15 minutes later, I exported the PDF again, but now I got these lines:
/Coords
[
0.000000000000053689468
0.0000-11728996
0.0000-11728996
26.832815
]
As you'll notice, now indeed the /Coords array has 4 entries -- but 0.0000-11728996 isn't a valid number!
In any case, the particular numbers in my objects 32, 33 and 34 do look funny somehow:
Either they are meant to be 6 numbers:
[0.000000000000053689468 0.0000 -11728996 0.0000 -11728996 26.832815]
Then they can only be meant for a /ShadingType 3 (radial shading)
But they are noted in the context of /ShadingType 2 (axial shading)
Or they are meant to be 4 numbers:
[0.000000000000053689468 0.0000-11728996 0.0000-11728996 26.832815]
Then 0.0000-11728996 are not valid numbers.
Fix
So the fix could be in...
...either change the /ShadingType 2 to /ShadingType 3 and keep the array of 6 numbers
...or keep the /ShadingType 2 and throw away 2 of the 6 numbers to keep only 4 (but which?)

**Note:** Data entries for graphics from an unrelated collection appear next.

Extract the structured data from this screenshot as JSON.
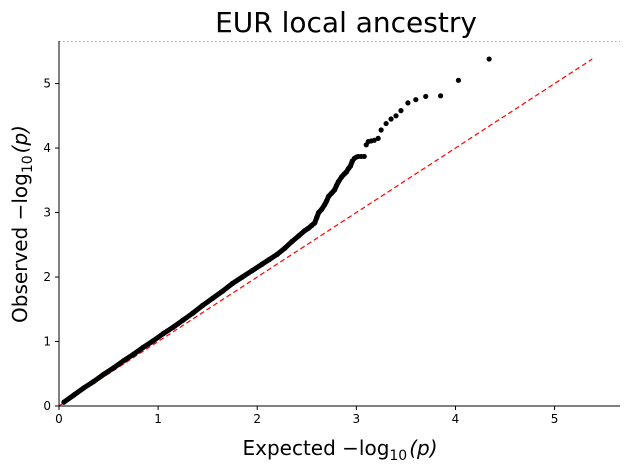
{
  "chart_data": {
    "type": "scatter",
    "title": "EUR local ancestry",
    "xlabel": {
      "prefix": "Expected −log",
      "sub": "10",
      "suffix": "(p)"
    },
    "ylabel": {
      "prefix": "Observed −log",
      "sub": "10",
      "suffix": "(p)"
    },
    "xlim": [
      0,
      5.66
    ],
    "ylim": [
      0,
      5.66
    ],
    "xticks": [
      0,
      1,
      2,
      3,
      4,
      5
    ],
    "yticks": [
      0,
      1,
      2,
      3,
      4,
      5
    ],
    "grid": false,
    "colors": {
      "points": "#000000",
      "reference_line": "#ff0000",
      "threshold_line": "#ffa500",
      "axes": "#000000"
    },
    "reference_line": {
      "style": "dashed",
      "from": [
        0,
        0
      ],
      "to": [
        5.38,
        5.38
      ]
    },
    "threshold_line": {
      "style": "dotted",
      "y": 5.66
    },
    "series": [
      {
        "marker": "point",
        "x": [
          0.05,
          0.15,
          0.25,
          0.35,
          0.45,
          0.55,
          0.65,
          0.75,
          0.85,
          0.95,
          1.05,
          1.15,
          1.25,
          1.35,
          1.45,
          1.55,
          1.65,
          1.75,
          1.85,
          1.95,
          2.05,
          2.12,
          2.2,
          2.28,
          2.35,
          2.42,
          2.48,
          2.52,
          2.55,
          2.58,
          2.6,
          2.62,
          2.65,
          2.68,
          2.7,
          2.72,
          2.75,
          2.78,
          2.8,
          2.82,
          2.85,
          2.88,
          2.9,
          2.92,
          2.94,
          2.96,
          2.98,
          3.0,
          3.02,
          3.05,
          3.08,
          3.1,
          3.12,
          3.15,
          3.18,
          3.22,
          3.25,
          3.3,
          3.35,
          3.4,
          3.45,
          3.52,
          3.6,
          3.7,
          3.85,
          4.03,
          4.34
        ],
        "y": [
          0.06,
          0.17,
          0.28,
          0.38,
          0.49,
          0.59,
          0.7,
          0.8,
          0.91,
          1.01,
          1.12,
          1.22,
          1.33,
          1.44,
          1.56,
          1.67,
          1.78,
          1.9,
          2.0,
          2.1,
          2.2,
          2.27,
          2.35,
          2.45,
          2.55,
          2.64,
          2.72,
          2.76,
          2.8,
          2.84,
          2.92,
          3.0,
          3.05,
          3.12,
          3.18,
          3.25,
          3.3,
          3.35,
          3.42,
          3.48,
          3.55,
          3.6,
          3.63,
          3.68,
          3.72,
          3.8,
          3.84,
          3.86,
          3.87,
          3.87,
          3.87,
          4.05,
          4.1,
          4.11,
          4.12,
          4.15,
          4.28,
          4.38,
          4.45,
          4.5,
          4.58,
          4.7,
          4.75,
          4.8,
          4.81,
          5.05,
          5.38
        ]
      }
    ]
  }
}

I decided (arbitrarily, by chance) to try with ShadingType 2 first and delete these two numbers: -11728996 0.0000.
I was lucky: the PDF now lets convert process the PDF pages into JPEGs (which means the Ghostscript command called by convert was also working correctly).
Good luck with your continued using of GoogleDocs when creating PDFs...
...but don't count me in!
Update
Here is a link to a GoogleDoc currently exhibiting one of the bug variants explained above:
To see the bug, save it as a PDF. Then open it in a text editor.
Should the doc from this link stop to export buggy PDFs and stop to exhibit one of the details I've described above, then Google has applied a fix... (until they break it again?!?)